Instead of using userList.erase(userList.begin() + i);, I was using delete userList.at(i)
I'm somewhat new to C++, and have been instructed to delete heap allocated memory with the "delete" keyword. I felt that should have removed it from the Vector, but was wrong.
Why doesn't the delete userList.at(i) work? I'm curious. Any info would be helpful.
There are two separate concepts at play here. First, there's the maintenance of the std::vector that you're using. The vector's job is to hold a sequence of elements, and in many ways it doesn't really care what those elements actually are. From the vector's perspective, its elements will stick around until something explicitly comes along and says to get rid of them. The call to erase tells the vector "Hey, you know that element you've got at that one position? Please get rid of it." So when you make the call to erase, you're telling the vector to get rid of one of its elements.

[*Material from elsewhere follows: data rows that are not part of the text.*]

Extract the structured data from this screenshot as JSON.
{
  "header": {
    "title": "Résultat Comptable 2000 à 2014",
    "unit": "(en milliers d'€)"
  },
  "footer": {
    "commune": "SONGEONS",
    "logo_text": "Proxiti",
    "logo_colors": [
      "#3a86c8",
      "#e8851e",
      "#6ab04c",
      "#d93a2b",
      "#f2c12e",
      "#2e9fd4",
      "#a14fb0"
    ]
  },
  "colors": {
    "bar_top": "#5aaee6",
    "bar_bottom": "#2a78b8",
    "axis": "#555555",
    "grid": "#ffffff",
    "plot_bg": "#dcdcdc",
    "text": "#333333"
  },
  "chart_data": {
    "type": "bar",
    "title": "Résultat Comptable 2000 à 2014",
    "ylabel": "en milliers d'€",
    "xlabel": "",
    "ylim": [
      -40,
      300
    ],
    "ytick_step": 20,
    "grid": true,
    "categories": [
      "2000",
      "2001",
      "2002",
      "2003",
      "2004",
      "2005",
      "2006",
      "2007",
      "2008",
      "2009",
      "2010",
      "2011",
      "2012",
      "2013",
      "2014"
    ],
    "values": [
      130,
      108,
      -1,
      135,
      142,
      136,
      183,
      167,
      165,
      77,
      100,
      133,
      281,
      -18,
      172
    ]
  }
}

Independently, there's the objects that are being stored in the vector. You're storing Person *s, which are pointers to Person objects. Those objects (I'm assuming) were allocated with new, so each Person essentially thinks "I'm going to live forever, or at least until someone comes around and calls delete on me." If you delete one of the Person objects, that object ceases to exist. However, the Person objects have absolutely no idea that there's a vector somewhere with pointers to people.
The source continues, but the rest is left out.